La décision, fondée sur les articles L. 562-2-1 et suivants du Code monétaire et financier, s'applique pour une durée de six mois. Elle vise l'ensemble des ressources économiques appartenant, détenues ou contrôlées par M. Nyamsi, ressortissant français et camerounais né le 31 mars 1972 à Sakbayeme. Le gel concerne non seulement ses comptes bancaires, espèces et biens personnels, mais s'étend également aux entités ou personnes morales qu'il dirigerait ou pour lesquelles il agirait.
Bien que l'arrêté ne détaille pas publiquement les motivations précises, le cadre juridique utilisé permet aux autorités d'intervenir lorsqu'une personne est soupçonnée de porter atteinte aux intérêts fondamentaux de la Nation ou d'être impliquée dans des activités liées au terrorisme, à la déstabilisation ou à la sécurité publique.
Cette annonce survient dans un contexte de tension, peu après que l'activiste ait annoncé, le 9 février 2026, son intégration au sein de l'équipe pédagogique de l'École de Guerre du Mali (EGM).
La militante Nathalie Yamb a vivement critiqué cette décision sur le réseau social X :
« Le gel des avoirs de Franklin Nyamsi, citoyen franco-africain, professeur de philosophie, décidé en catimini et sans procédure contradictoire par le ministre français de l'Économie, est la preuve que les gouvernants français sont incapables de changer de paradigme face à la volonté d'émancipation des Africains. »

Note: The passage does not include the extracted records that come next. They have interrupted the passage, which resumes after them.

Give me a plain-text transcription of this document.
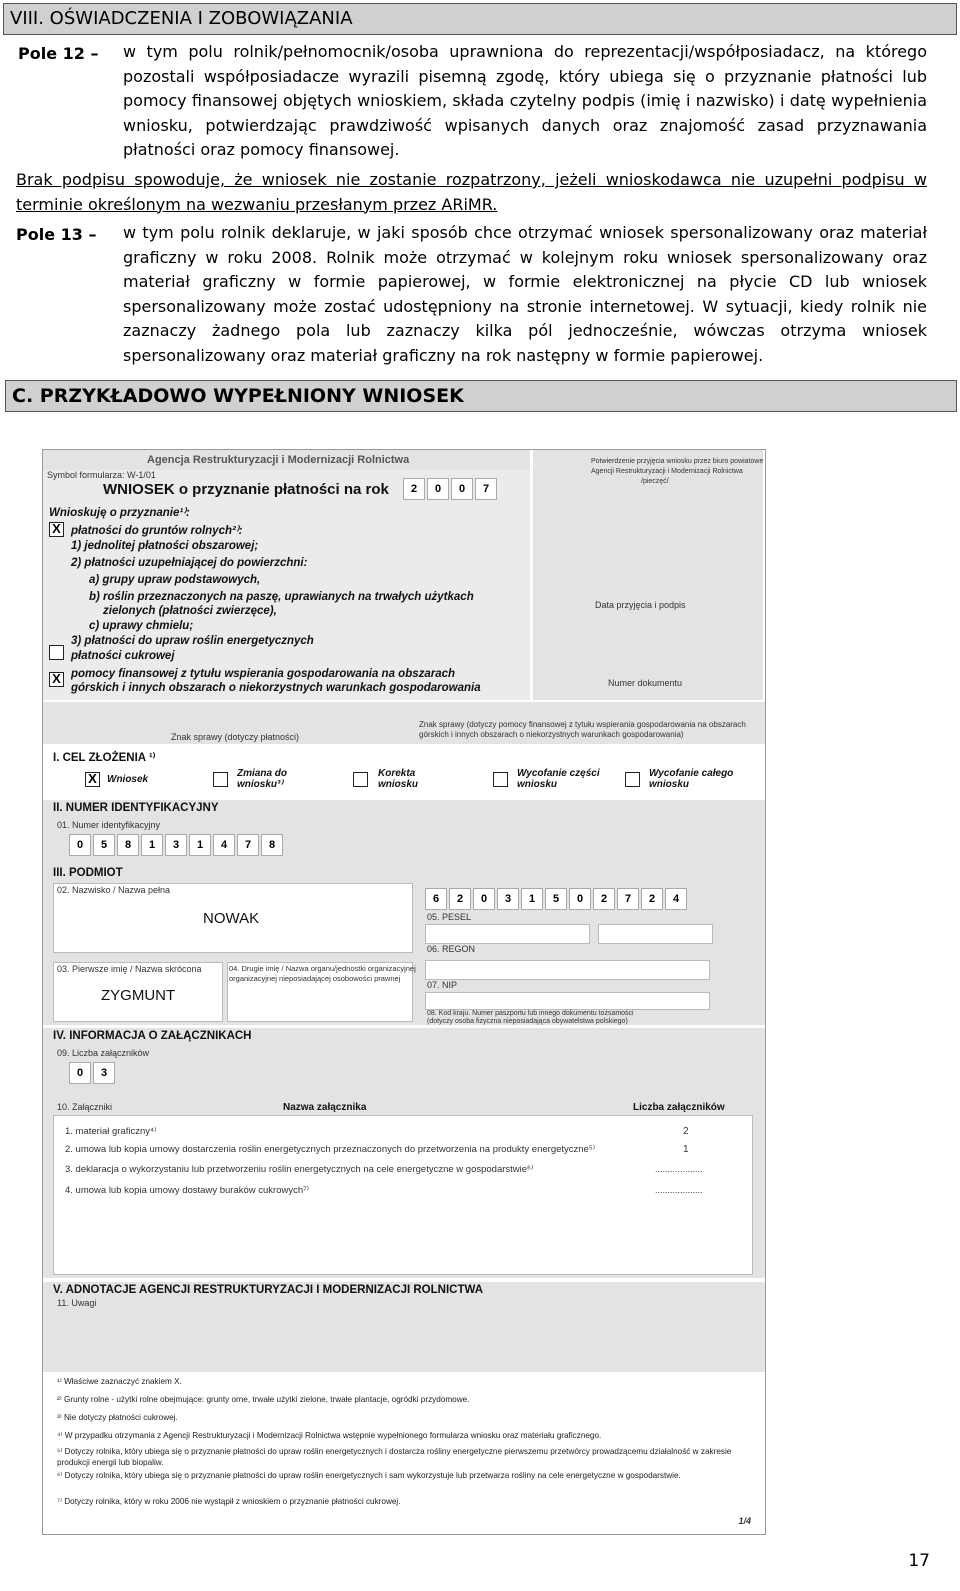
VIII. OŚWIADCZENIA I ZOBOWIĄZANIA
Pole 12 – w tym polu rolnik/pełnomocnik/osoba uprawniona do reprezentacji/współposiadacz, na którego pozostali współposiadacze wyrazili pisemną zgodę, który ubiega się o przyznanie płatności lub pomocy finansowej objętych wnioskiem, składa czytelny podpis (imię i nazwisko) i datę wypełnienia wniosku, potwierdzając prawdziwość wpisanych danych oraz znajomość zasad przyznawania płatności oraz pomocy finansowej.
Brak podpisu spowoduje, że wniosek nie zostanie rozpatrzony, jeżeli wnioskodawca nie uzupełni podpisu w terminie określonym na wezwaniu przesłanym przez ARiMR.
Pole 13 – w tym polu rolnik deklaruje, w jaki sposób chce otrzymać wniosek spersonalizowany oraz materiał graficzny w roku 2008. Rolnik może otrzymać w kolejnym roku wniosek spersonalizowany oraz materiał graficzny w formie papierowej, w formie elektronicznej na płycie CD lub wniosek spersonalizowany może zostać udostępniony na stronie internetowej. W sytuacji, kiedy rolnik nie zaznaczy żadnego pola lub zaznaczy kilka pól jednocześnie, wówczas otrzyma wniosek spersonalizowany oraz materiał graficzny na rok następny w formie papierowej.
C. PRZYKŁADOWO WYPEŁNIONY WNIOSEK
Agencja Restrukturyzacji i Modernizacji Rolnictwa
Symbol formularza: W-1/01
WNIOSEK o przyznanie płatności na rok	2	0	0	7
Wnioskuję o przyznanie¹⁾:
X płatności do gruntów rolnych²⁾:
1) jednolitej płatności obszarowej;
2) płatności uzupełniającej do powierzchni:
a) grupy upraw podstawowych,
b) roślin przeznaczonych na paszę, uprawianych na trwałych użytkach
zielonych (płatności zwierzęce),
c) uprawy chmielu;
3) płatności do upraw roślin energetycznych
płatności cukrowej
pomocy finansowej z tytułu wspierania gospodarowania na obszarach
X
górskich i innych obszarach o niekorzystnych warunkach gospodarowania
Potwierdzenie przyjęcia wniosku przez biuro powiatowe
Agencji Restrukturyzacji i Modernizacji Rolnictwa
/pieczęć/
Data przyjęcia i podpis
Numer dokumentu
Znak sprawy (dotyczy płatności)
Znak sprawy (dotyczy pomocy finansowej z tytułu wspierania gospodarowania na obszarach
górskich i innych obszarach o niekorzystnych warunkach gospodarowania)
I. CEL ZŁOŻENIA ¹⁾
X	Wniosek
Zmiana do wniosku³⁾
Korekta wniosku
Wycofanie części wniosku
Wycofanie całego wniosku
II. NUMER IDENTYFIKACYJNY
01. Numer identyfikacyjny
0	5	8	1	3	1	4	7	8
III. PODMIOT
02. Nazwisko / Nazwa pełna
NOWAK
6	2	0	3	1	5	0	2	7	2	4
05. PESEL
06. REGON
03. Pierwsze imię / Nazwa skrócona
ZYGMUNT
04. Drugie imię / Nazwa organu/jednostki organizacyjnej
organizacyjnej nieposiadającej osobowości prawnej
07. NIP
08. Kod kraju. Numer paszportu lub innego dokumentu tożsamości
(dotyczy osoba fizyczna nieposiadająca obywatelstwa polskiego)
IV. INFORMACJA O ZAŁĄCZNIKACH
09. Liczba załączników
0	3
10. Załączniki	Nazwa załącznika	Liczba załączników
1. materiał graficzny⁴⁾	2
2. umowa lub kopia umowy dostarczenia roślin energetycznych przeznaczonych do przetworzenia na produkty energetyczne⁵⁾	1
3. deklaracja o wykorzystaniu lub przetworzeniu roślin energetycznych na cele energetyczne w gospodarstwie⁶⁾	...................
4. umowa lub kopia umowy dostawy buraków cukrowych⁷⁾	...................
V. ADNOTACJE AGENCJI RESTRUKTURYZACJI I MODERNIZACJI ROLNICTWA
11. Uwagi
¹⁾ Właściwe zaznaczyć znakiem X.
²⁾ Grunty rolne - użytki rolne obejmujące: grunty orne, trwałe użytki zielone, trwałe plantacje, ogródki przydomowe.
³⁾ Nie dotyczy płatności cukrowej.
⁴⁾ W przypadku otrzymania z Agencji Restrukturyzacji i Modernizacji Rolnictwa wstępnie wypełnionego formularza wniosku oraz materiału graficznego.
⁵⁾ Dotyczy rolnika, który ubiega się o przyznanie płatności do upraw roślin energetycznych i dostarcza rośliny energetyczne pierwszemu przetwórcy prowadzącemu działalność w zakresie produkcji energii lub biopaliw.
⁶⁾ Dotyczy rolnika, który ubiega się o przyznanie płatności do upraw roślin energetycznych i sam wykorzystuje lub przetwarza rośliny na cele energetyczne w gospodarstwie.
⁷⁾ Dotyczy rolnika, który w roku 2006 nie wystąpił z wnioskiem o przyznanie płatności cukrowej.
1/4
17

De son côté, le Réseau des Communicateurs, Blogueurs et Activistes Professionnels du Mali (RECOBAP-MALI) a demandé l'abrogation de l'arrêté, y voyant une entrave à la liberté d'expression. M. Nyamsi dispose d'un délai de deux mois pour contester cette décision, soit par un recours gracieux auprès des ministres concernés, soit par une procédure contentieuse devant le tribunal administratif de Paris.